その255 四人の姫

 ホテル一階、――今は封鎖されているフロントと外部への出入り口を通り過ぎ、綴里と明日香は、どこかアトラクションめいた(もっともこのホテルは一事が万事そういう調子なのだが)公衆浴場の前に立つ。


「バスタオルとケープはサイズ別に無料のものをご用意しておりますので、ご自由にお使いください。また、ミネラルウォーターは無料です」

「やったー♪」


 綴里は、ホテルマンがすぐその場を立ち去ってくれることを望んでいたが、――この人、どうやら監視の役目を仰せつかっているらしい。優しげだが、油断ならない表情のまま直立不動の姿勢を取っていて、一向にそこから動く気配がなかった。


「あの、ちょっと、実は私、お腹痛くて……トイレに……」

「トイレはテルマエの中にございますので、そちらをご利用くだされば」


 有無を言わせぬ口調である。

 落ち着け。他に策は……と、考えている暇もなく、


「ほーら、綴里さん、さっさと行きましょー♪」


 と、仲間のはずの明日香に窮地へと陥れられた。

 気がつけば『女』という朱色ののれんの中へと押し込まれていて。


――いけない。これはいけない。このままでは、お色気ものの少年マンガみたいな展開に……。

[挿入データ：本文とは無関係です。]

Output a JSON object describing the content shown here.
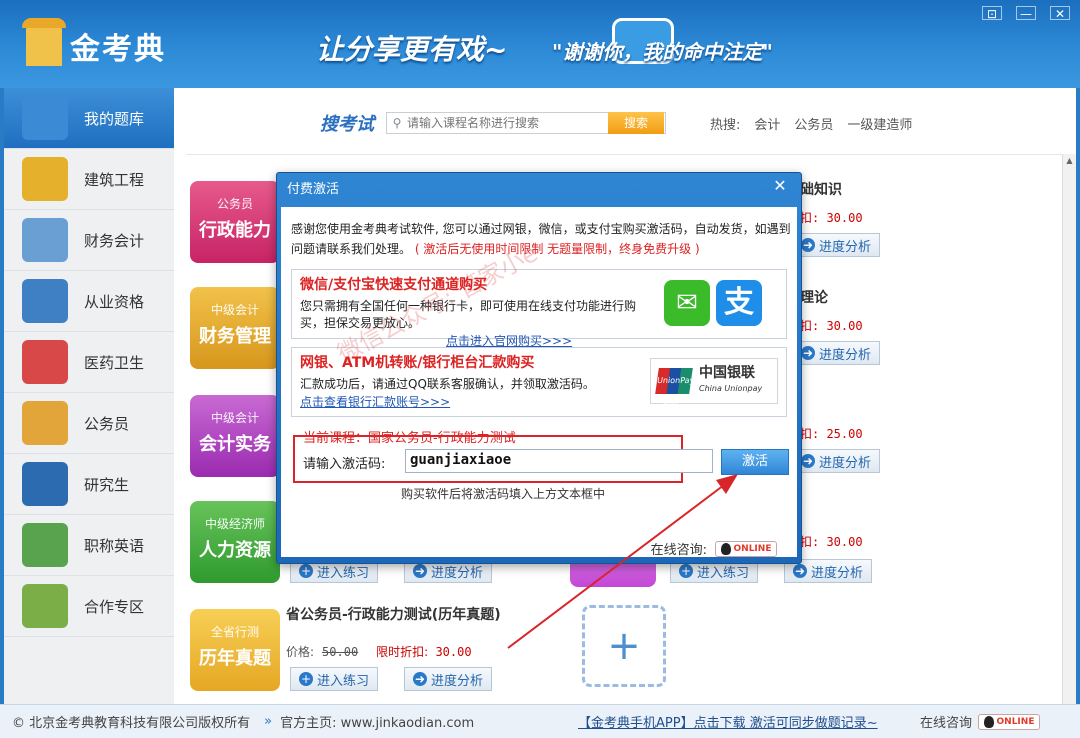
{
  "app": {
    "logo_text": "金考典",
    "slogan": "让分享更有戏~",
    "slogan2": "\"谢谢你，我的命中注定\"",
    "window_buttons": [
      "⊡",
      "—",
      "✕"
    ]
  },
  "sidebar": {
    "items": [
      {
        "label": "我的题库",
        "icon": "book-pen-icon",
        "color": "#3a8ad6",
        "active": true
      },
      {
        "label": "建筑工程",
        "icon": "construction-sign-icon",
        "color": "#e5b02b",
        "active": false
      },
      {
        "label": "财务会计",
        "icon": "chart-board-icon",
        "color": "#6a9fd3",
        "active": false
      },
      {
        "label": "从业资格",
        "icon": "building-blocks-icon",
        "color": "#3f7fc4",
        "active": false
      },
      {
        "label": "医药卫生",
        "icon": "medical-kit-icon",
        "color": "#d84848",
        "active": false
      },
      {
        "label": "公务员",
        "icon": "documents-icon",
        "color": "#e2a53a",
        "active": false
      },
      {
        "label": "研究生",
        "icon": "layers-icon",
        "color": "#2d6bb0",
        "active": false
      },
      {
        "label": "职称英语",
        "icon": "letter-a-plus-icon",
        "color": "#5aa34e",
        "active": false
      },
      {
        "label": "合作专区",
        "icon": "compass-map-icon",
        "color": "#7cae48",
        "active": false
      }
    ]
  },
  "search": {
    "title": "搜考试",
    "placeholder": "请输入课程名称进行搜索",
    "button": "搜索",
    "hot_label": "热搜:",
    "hot_terms": [
      "会计",
      "公务员",
      "一级建造师"
    ]
  },
  "cards": [
    {
      "small": "公务员",
      "big": "行政能力"
    },
    {
      "small": "中级会计",
      "big": "财务管理"
    },
    {
      "small": "中级会计",
      "big": "会计实务"
    },
    {
      "small": "中级经济师",
      "big": "人力资源"
    },
    {
      "small": "全省行测",
      "big": "历年真题"
    }
  ],
  "right_items": {
    "title1_fragment": "础知识",
    "title2_fragment": "理论",
    "discount_prices": [
      "扣: 30.00",
      "扣: 30.00",
      "扣: 25.00",
      "扣: 30.00"
    ],
    "analysis_label": "进度分析",
    "practice_label": "进入练习"
  },
  "last_course": {
    "title": "省公务员-行政能力测试(历年真题)",
    "price_label": "价格:",
    "old_price": "50.00",
    "discount_label": "限时折扣:",
    "discount_price": "30.00"
  },
  "dialog": {
    "title": "付费激活",
    "close": "✕",
    "intro": "感谢您使用金考典考试软件, 您可以通过网银，微信，或支付宝购买激活码，自动发货，如遇到问题请联系我们处理。",
    "intro_warn": "( 激活后无使用时间限制 无题量限制，终身免费升级 )",
    "panel1": {
      "heading": "微信/支付宝快速支付通道购买",
      "text": "您只需拥有全国任何一种银行卡，即可使用在线支付功能进行购买，担保交易更放心。",
      "link": "点击进入官网购买>>>"
    },
    "panel2": {
      "heading": "网银、ATM机转账/银行柜台汇款购买",
      "text": "汇款成功后，请通过QQ联系客服确认，并领取激活码。",
      "link": "点击查看银行汇款账号>>>",
      "unionpay_label": "中国银联",
      "unionpay_sub": "China Unionpay",
      "unionpay_logo": "UnionPay 银联"
    },
    "current_course": "当前课程：国家公务员-行政能力测试",
    "code_label": "请输入激活码:",
    "code_value": "guanjiaxiaoe",
    "activate_button": "激活",
    "hint": "购买软件后将激活码填入上方文本框中",
    "online_label": "在线咨询:",
    "qq_badge": "ONLINE"
  },
  "watermark": "微信公众号: 管家小e",
  "footer": {
    "copyright": "© 北京金考典教育科技有限公司版权所有",
    "home_label": "官方主页: www.jinkaodian.com",
    "app_link": "【金考典手机APP】点击下载 激活可同步做题记录~",
    "online": "在线咨询",
    "qq_badge": "ONLINE"
  }
}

 そう思いつつも、もはや引き下がれない領域に達していた。

 というのも、入ってすぐのところにある脱衣所で、四人の女性の着替えを目の当たりにしてしまったためだ。


「ん?」

「おや?」

「あらら」

「………ッ?」


 想定外の闖入者だったらしく、彼女たちは揃って不思議そうにこちらに見ている。

 その顔には見覚えがあった。

 先ほど『クーちゃんの日間ランキング』とかいう放送で見かけた少女たちだ。

 この国の言葉を使うなら、


「ランキング上位のヴィヴィアンが勢揃いですよ……ッ!」


 明日香の耳打ちに、綴里もこくりと頷く。


 ”歌姫”、千駄ミズキ。

 金色に染めた髪が、ぱっと華やかな大輪の花を思わせる女性だ。四人の中では最も肉付きがよく、歳は恐らく、二十歳すぐ手前くらいだろうか。


 ”語り姫”、遠峰カズハ。

 濡れた烏羽のように艶やかな黒髪の女性で、少しつり上がった目が切れ者を匂わせる。いかにも真面目そうな印象の彼女は、四人の中では最も”完成された”美人だ。


 ”笑い姫”、根津ナナミ。

 彼女は狐のような糸目の少女で、笑顔の仮面を常に被っているような印象だった。

 よく見ると身体のあちこちに青あざが見られるのが少し残念だが、それを補って余りあるほどに、健康的な体つきをしている。


 ”実況姫”、トラ山トラ子。

 一見、身長130センチほどの童女に見える。だがその理知的な顔つきは間違いなく大人のそれで、彼女が尋常の者でないことをうかがわせた。


 タイプに差こそあれ、皆が皆整った容姿で、さすが”姫”と並び称されるほどではある。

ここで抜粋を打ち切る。